Chavajay is part of a generation of Guatemalan contemporary artists whose work is profoundly linked to their culture and language, family history and the place where they live and work, on the shores of Lake Atitlán. In this room we can observe works by some of these names, for instance Edgar Calel and Marilyn Boror, Kaqchikel artists who use language and its translations as a strategy of cultural resistance opposite Westernisation and colonialism. The same occurs in the works of Antonio Pichillá, who, through the colours of maize — white, black, yellow, red — transmits the symbolism of this sacred food in Mayan culture. Common in his pieces is the use of textiles and knots in reference to traditional shamanistic practices.

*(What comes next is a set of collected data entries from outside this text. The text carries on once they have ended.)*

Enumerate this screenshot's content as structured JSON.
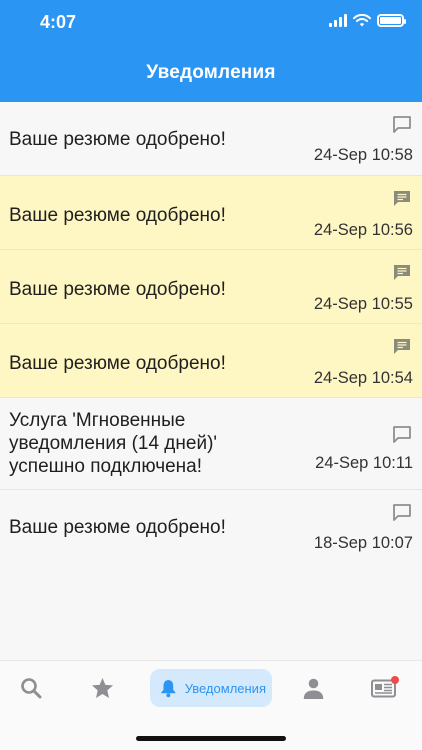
{
  "status_bar": {
    "time": "4:07"
  },
  "header": {
    "title": "Уведомления"
  },
  "notifications": [
    {
      "text": "Ваше резюме одобрено!",
      "time": "24-Sep 10:58",
      "unread": false
    },
    {
      "text": "Ваше резюме одобрено!",
      "time": "24-Sep 10:56",
      "unread": true
    },
    {
      "text": "Ваше резюме одобрено!",
      "time": "24-Sep 10:55",
      "unread": true
    },
    {
      "text": "Ваше резюме одобрено!",
      "time": "24-Sep 10:54",
      "unread": true
    },
    {
      "text_lines": [
        "Услуга 'Мгновенные",
        "уведомления (14 дней)'",
        "успешно подключена!"
      ],
      "time": "24-Sep 10:11",
      "unread": false
    },
    {
      "text": "Ваше резюме одобрено!",
      "time": "18-Sep 10:07",
      "unread": false
    }
  ],
  "tabbar": {
    "items": [
      {
        "icon": "search-icon",
        "label": ""
      },
      {
        "icon": "star-icon",
        "label": ""
      },
      {
        "icon": "bell-icon",
        "label": "Уведомления",
        "active": true
      },
      {
        "icon": "person-icon",
        "label": ""
      },
      {
        "icon": "newspaper-icon",
        "label": "",
        "badge": true
      }
    ]
  },
  "colors": {
    "primary": "#2b95f3",
    "unread_bg": "#fff7c3",
    "read_bg": "#f7f7f7",
    "badge": "#ef4b4b",
    "icon_gray": "#8e8e93"
  }
}
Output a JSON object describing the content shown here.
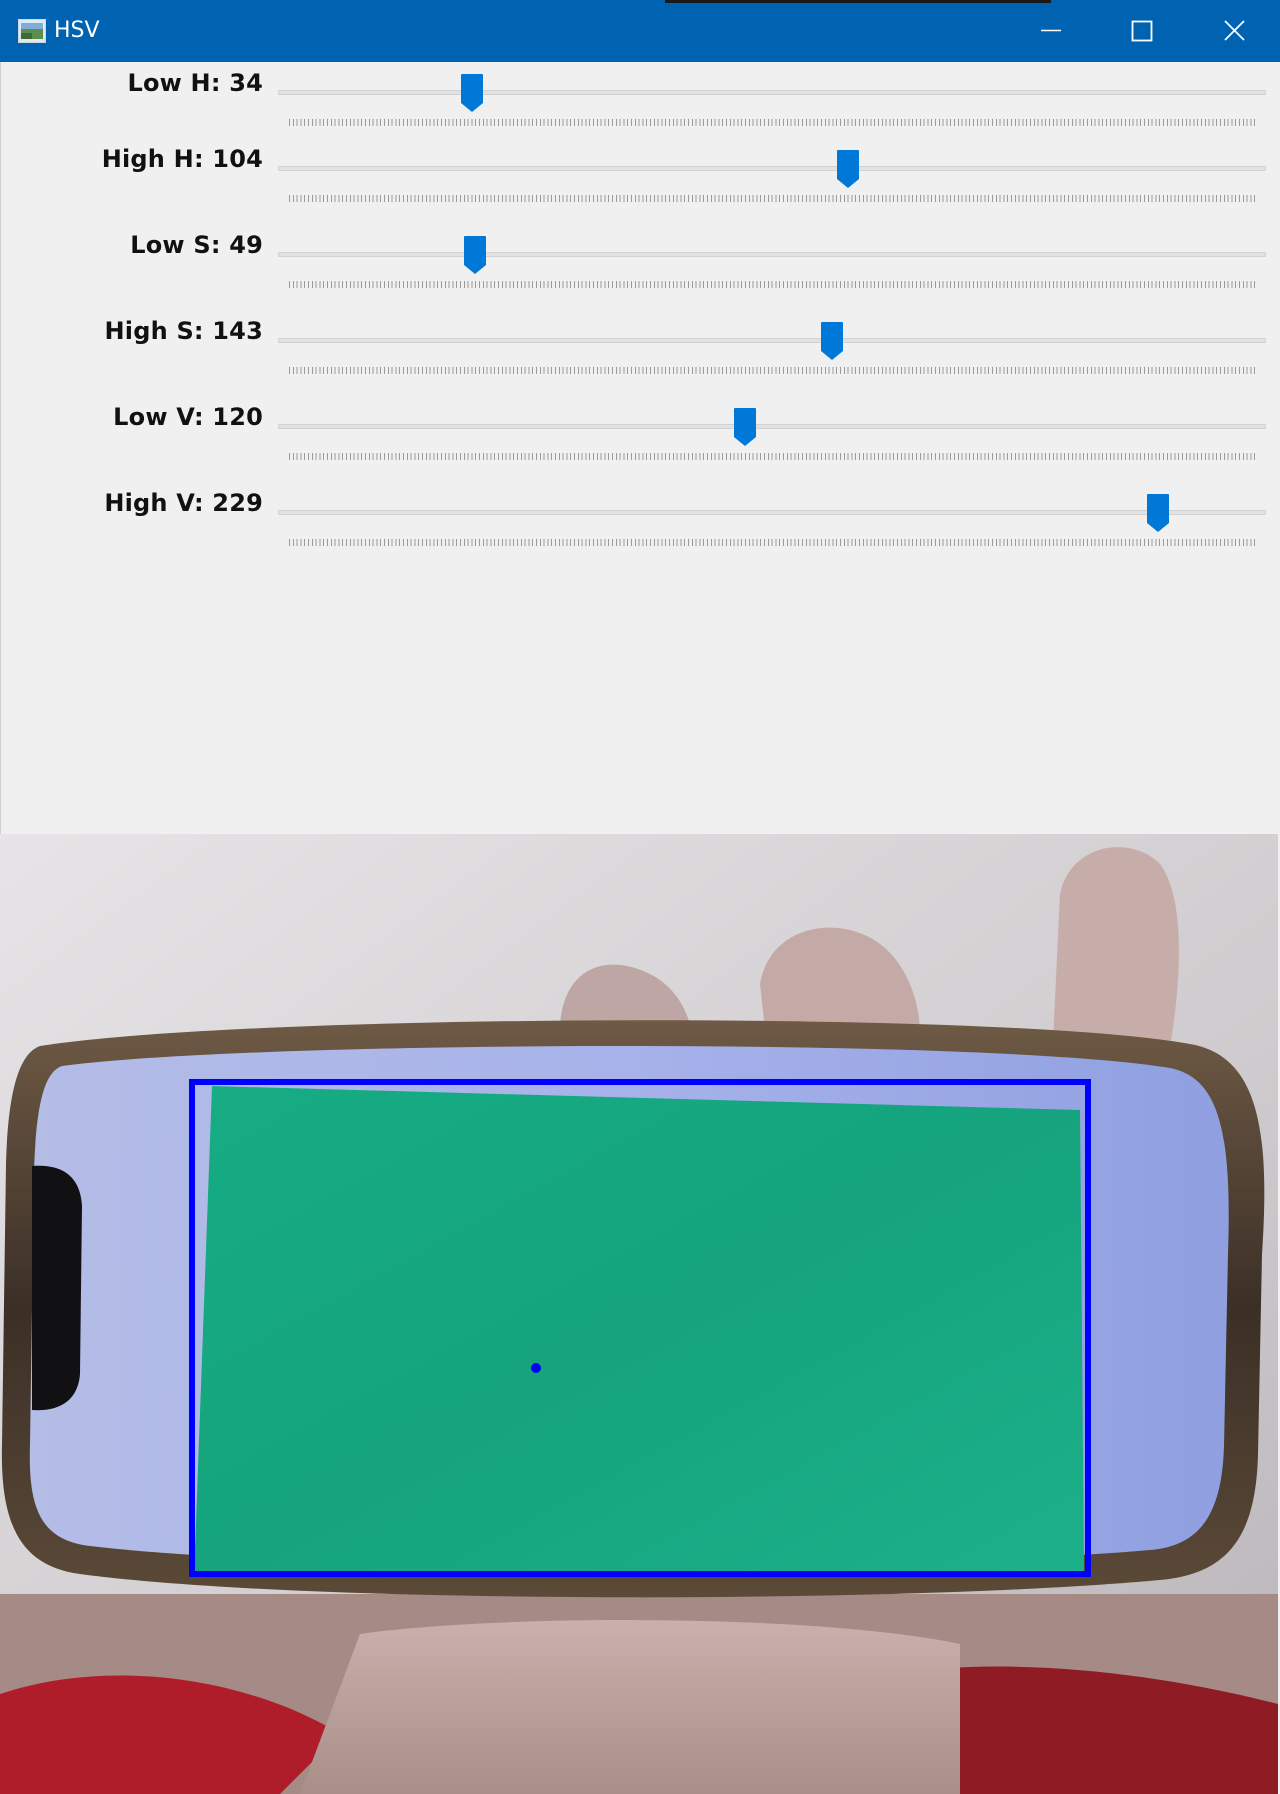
{
  "window": {
    "title": "HSV",
    "buttons": [
      "minimize",
      "maximize",
      "close"
    ]
  },
  "trackbars": [
    {
      "label": "Low H: 34",
      "value": 34,
      "max": 180
    },
    {
      "label": "High H: 104",
      "value": 104,
      "max": 180
    },
    {
      "label": "Low S: 49",
      "value": 49,
      "max": 255
    },
    {
      "label": "High S: 143",
      "value": 143,
      "max": 255
    },
    {
      "label": "Low V: 120",
      "value": 120,
      "max": 255
    },
    {
      "label": "High V: 229",
      "value": 229,
      "max": 255
    }
  ],
  "colors": {
    "titlebar": "#0063b1",
    "panel": "#f0f0f0",
    "thumb": "#0078d7",
    "detection_box": "#0000ff",
    "screen_green": "#18ad84"
  },
  "icons": {
    "app": "app-window-icon",
    "minimize": "minimize-icon",
    "maximize": "maximize-icon",
    "close": "close-icon"
  }
}
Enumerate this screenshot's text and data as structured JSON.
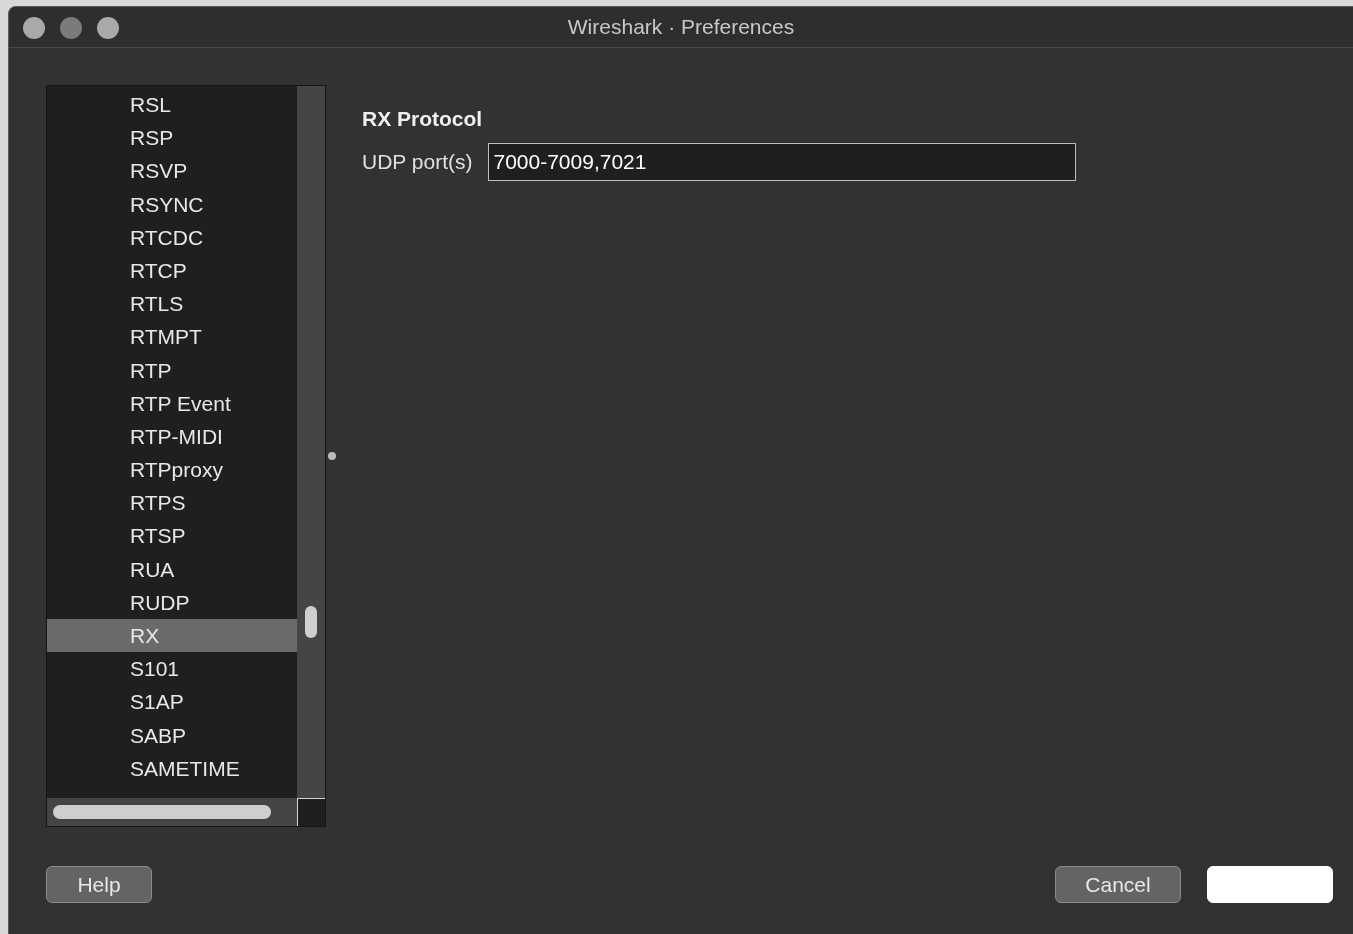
{
  "window": {
    "title": "Wireshark · Preferences"
  },
  "sidebar": {
    "items": [
      {
        "label": "RSL",
        "selected": false
      },
      {
        "label": "RSP",
        "selected": false
      },
      {
        "label": "RSVP",
        "selected": false
      },
      {
        "label": "RSYNC",
        "selected": false
      },
      {
        "label": "RTCDC",
        "selected": false
      },
      {
        "label": "RTCP",
        "selected": false
      },
      {
        "label": "RTLS",
        "selected": false
      },
      {
        "label": "RTMPT",
        "selected": false
      },
      {
        "label": "RTP",
        "selected": false
      },
      {
        "label": "RTP Event",
        "selected": false
      },
      {
        "label": "RTP-MIDI",
        "selected": false
      },
      {
        "label": "RTPproxy",
        "selected": false
      },
      {
        "label": "RTPS",
        "selected": false
      },
      {
        "label": "RTSP",
        "selected": false
      },
      {
        "label": "RUA",
        "selected": false
      },
      {
        "label": "RUDP",
        "selected": false
      },
      {
        "label": "RX",
        "selected": true
      },
      {
        "label": "S101",
        "selected": false
      },
      {
        "label": "S1AP",
        "selected": false
      },
      {
        "label": "SABP",
        "selected": false
      },
      {
        "label": "SAMETIME",
        "selected": false
      }
    ]
  },
  "panel": {
    "heading": "RX Protocol",
    "fields": [
      {
        "label": "UDP port(s)",
        "value": "7000-7009,7021"
      }
    ]
  },
  "buttons": [
    {
      "label": "Help",
      "kind": "normal"
    },
    {
      "label": "Cancel",
      "kind": "normal"
    },
    {
      "kind": "default"
    }
  ]
}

This is also present in the work of Sandra Monterroso, whose Columna vertebral roja (Red Spinal Column, 2017) conceals the life stories shared between the Mayan women who worked with the artist while she made the piece.
Framed inside this revision of the history of Mesoamerica is also the project on the exoticisation and mechanisms of representation in Mayan culture by Kaqchikel brothers Ángel and Fernando Poyón.